L’écart entre le loyer autorisé et le loyer réellement espéré par certains bailleurs peut rapidement devenir important. « Sur un bien classique, l’écart reste limité, mais sur les petites surfaces et les meublés bien placés, il devient important », observe Georges Surena.
Dans le 9e arrondissement, le loyer moyen tourne autour de 35 €/m², mais les petites surfaces meublées se louent souvent bien au-dessus, entre 45 et 50 €/m². Un studio rénové de 20 m² peut ainsi facilement atteindre 950 à 1 000 euros par mois, contre un plafond encadré souvent situé autour de 780 à 800 euros hors charges, selon la carte officielle de la DRIHL.
Résultat : l’économie peut atteindre 150 à 250 euros par mois, soit jusqu’à 3 000 euros par an pour un locataire. « Les grandes surfaces familiales sont moins touchées, car le loyer total devient vite très élevé et la demande est plus sélective. L’impact est surtout fort au mètre carré sur les studios et petites surfaces », résume-t-il.
L’encadrement des loyers ne supprime pas tous les dépassements. Le principal levier utilisé par certains propriétaires reste le complément de loyer, autorisé uniquement dans des cas très précis. « Juridiquement, ce n’est pas un joker pour dépasser le plafond », rappelle Georges Surena. Il n’est possible que si le logement présente des caractéristiques exceptionnelles de confort ou de localisation par rapport aux biens comparables.

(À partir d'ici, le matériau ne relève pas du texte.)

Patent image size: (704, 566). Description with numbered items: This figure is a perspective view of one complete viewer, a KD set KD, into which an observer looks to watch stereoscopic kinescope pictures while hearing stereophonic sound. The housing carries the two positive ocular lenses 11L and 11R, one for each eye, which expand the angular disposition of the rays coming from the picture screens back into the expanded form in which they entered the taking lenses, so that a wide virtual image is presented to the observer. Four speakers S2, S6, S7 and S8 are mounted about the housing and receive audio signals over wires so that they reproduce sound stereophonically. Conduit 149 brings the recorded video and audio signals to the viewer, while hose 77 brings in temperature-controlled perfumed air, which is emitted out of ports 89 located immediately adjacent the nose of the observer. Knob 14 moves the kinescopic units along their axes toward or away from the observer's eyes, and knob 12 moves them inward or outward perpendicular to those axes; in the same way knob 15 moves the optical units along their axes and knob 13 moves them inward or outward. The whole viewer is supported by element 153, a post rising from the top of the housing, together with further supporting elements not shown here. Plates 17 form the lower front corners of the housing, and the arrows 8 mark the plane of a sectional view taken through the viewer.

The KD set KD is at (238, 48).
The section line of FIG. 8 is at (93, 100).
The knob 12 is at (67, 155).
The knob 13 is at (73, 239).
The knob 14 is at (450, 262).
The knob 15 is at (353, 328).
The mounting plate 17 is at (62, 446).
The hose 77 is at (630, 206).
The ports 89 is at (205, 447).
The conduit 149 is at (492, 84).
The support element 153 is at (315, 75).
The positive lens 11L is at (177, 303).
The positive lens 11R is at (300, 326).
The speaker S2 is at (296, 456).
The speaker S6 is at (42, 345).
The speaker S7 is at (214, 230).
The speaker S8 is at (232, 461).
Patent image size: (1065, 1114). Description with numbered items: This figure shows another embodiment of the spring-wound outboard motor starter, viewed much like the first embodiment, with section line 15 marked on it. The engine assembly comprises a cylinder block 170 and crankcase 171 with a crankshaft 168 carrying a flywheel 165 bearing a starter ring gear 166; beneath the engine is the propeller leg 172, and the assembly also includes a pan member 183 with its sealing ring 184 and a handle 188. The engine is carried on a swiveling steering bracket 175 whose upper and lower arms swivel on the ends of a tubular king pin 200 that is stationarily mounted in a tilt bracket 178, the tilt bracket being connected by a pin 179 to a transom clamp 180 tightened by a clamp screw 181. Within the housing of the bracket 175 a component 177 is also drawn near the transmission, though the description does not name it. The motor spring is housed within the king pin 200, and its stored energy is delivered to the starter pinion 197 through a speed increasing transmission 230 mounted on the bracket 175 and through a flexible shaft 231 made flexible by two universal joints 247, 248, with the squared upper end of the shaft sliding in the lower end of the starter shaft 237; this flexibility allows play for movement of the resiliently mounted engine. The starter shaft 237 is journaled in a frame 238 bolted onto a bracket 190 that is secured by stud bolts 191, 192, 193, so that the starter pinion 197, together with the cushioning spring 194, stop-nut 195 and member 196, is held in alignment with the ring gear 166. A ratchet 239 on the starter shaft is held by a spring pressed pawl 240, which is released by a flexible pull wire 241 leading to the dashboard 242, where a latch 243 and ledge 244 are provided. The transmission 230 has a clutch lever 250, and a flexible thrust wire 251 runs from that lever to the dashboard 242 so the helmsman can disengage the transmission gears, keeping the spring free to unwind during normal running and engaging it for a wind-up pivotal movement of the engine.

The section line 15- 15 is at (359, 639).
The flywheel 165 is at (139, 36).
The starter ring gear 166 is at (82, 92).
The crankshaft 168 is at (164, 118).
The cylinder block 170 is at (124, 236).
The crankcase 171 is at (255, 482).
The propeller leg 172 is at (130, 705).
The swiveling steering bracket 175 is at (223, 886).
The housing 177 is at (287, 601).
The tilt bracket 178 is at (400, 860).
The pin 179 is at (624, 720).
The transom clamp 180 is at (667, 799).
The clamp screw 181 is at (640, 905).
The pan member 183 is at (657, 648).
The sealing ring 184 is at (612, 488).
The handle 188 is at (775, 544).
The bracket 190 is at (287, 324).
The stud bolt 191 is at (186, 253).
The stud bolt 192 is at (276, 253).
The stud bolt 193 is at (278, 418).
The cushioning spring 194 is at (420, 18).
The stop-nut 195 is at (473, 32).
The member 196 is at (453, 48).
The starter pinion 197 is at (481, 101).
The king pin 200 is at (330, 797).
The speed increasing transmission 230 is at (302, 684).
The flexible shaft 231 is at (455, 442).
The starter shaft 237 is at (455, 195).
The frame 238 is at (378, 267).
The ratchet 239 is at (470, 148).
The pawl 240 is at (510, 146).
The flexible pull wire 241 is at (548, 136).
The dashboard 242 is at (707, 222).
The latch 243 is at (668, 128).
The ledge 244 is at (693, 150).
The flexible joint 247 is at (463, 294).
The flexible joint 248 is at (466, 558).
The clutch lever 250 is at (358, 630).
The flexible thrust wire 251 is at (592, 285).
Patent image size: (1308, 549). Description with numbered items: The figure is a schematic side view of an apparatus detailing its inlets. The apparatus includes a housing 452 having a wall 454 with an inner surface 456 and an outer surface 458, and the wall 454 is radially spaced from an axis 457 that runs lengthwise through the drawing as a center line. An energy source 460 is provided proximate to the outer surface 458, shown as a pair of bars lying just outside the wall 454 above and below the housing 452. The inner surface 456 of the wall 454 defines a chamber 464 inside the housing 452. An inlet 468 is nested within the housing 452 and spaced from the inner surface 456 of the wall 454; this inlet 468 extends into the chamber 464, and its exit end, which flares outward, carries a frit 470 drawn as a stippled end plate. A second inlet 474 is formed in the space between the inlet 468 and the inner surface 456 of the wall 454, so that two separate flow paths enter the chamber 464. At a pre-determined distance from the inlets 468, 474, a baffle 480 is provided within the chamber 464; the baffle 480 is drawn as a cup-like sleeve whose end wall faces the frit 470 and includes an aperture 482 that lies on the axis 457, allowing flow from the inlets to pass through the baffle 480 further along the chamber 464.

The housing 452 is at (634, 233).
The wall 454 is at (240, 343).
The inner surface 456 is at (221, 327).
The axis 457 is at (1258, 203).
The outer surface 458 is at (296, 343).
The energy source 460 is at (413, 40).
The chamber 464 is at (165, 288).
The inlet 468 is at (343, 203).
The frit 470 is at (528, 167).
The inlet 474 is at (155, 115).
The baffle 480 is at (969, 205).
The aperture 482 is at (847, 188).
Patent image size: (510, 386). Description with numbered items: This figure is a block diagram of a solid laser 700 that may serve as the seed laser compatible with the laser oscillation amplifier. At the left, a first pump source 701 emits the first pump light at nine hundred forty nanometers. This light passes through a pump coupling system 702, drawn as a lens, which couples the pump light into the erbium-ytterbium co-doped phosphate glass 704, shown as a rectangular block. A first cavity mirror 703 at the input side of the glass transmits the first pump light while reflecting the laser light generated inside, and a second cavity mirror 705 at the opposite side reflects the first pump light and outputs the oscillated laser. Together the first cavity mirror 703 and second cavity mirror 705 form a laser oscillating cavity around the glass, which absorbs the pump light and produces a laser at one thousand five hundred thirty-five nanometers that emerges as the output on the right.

En pratique, son usage reste parfois contesté. D’autres stratégies existent aussi : bail mobilité, location meublée courte durée ou montages destinés à sortir artificiellement du cadre de la résidence principale. Mais la règle reste stricte : le bail mobilité reste lui aussi soumis à l’encadrement lorsqu’il entre dans le champ légal applicable.
Si l’expérimentation prenait fin sans prolongation, la hausse serait immédiate sur les marchés les plus tendus.
« Pas partout, pas sur tous les biens, mais sur les biens les plus liquides, studios, meublés, petites surfaces bien situées, la remontée serait rapide », estime Georges Surena. Il reste prudent : pas de flambée uniforme à +20 %, mais plutôt une hausse moyenne de 5 à 10 % dans les secteurs les plus tendus, avec des écarts beaucoup plus marqués sur certains studios très recherchés.
Pour de nombreux locataires parisiens, la fin de l’encadrement ne signifierait donc pas une simple hausse de loyer, mais parfois l’impossibilité pure et simple de rester dans leur quartier.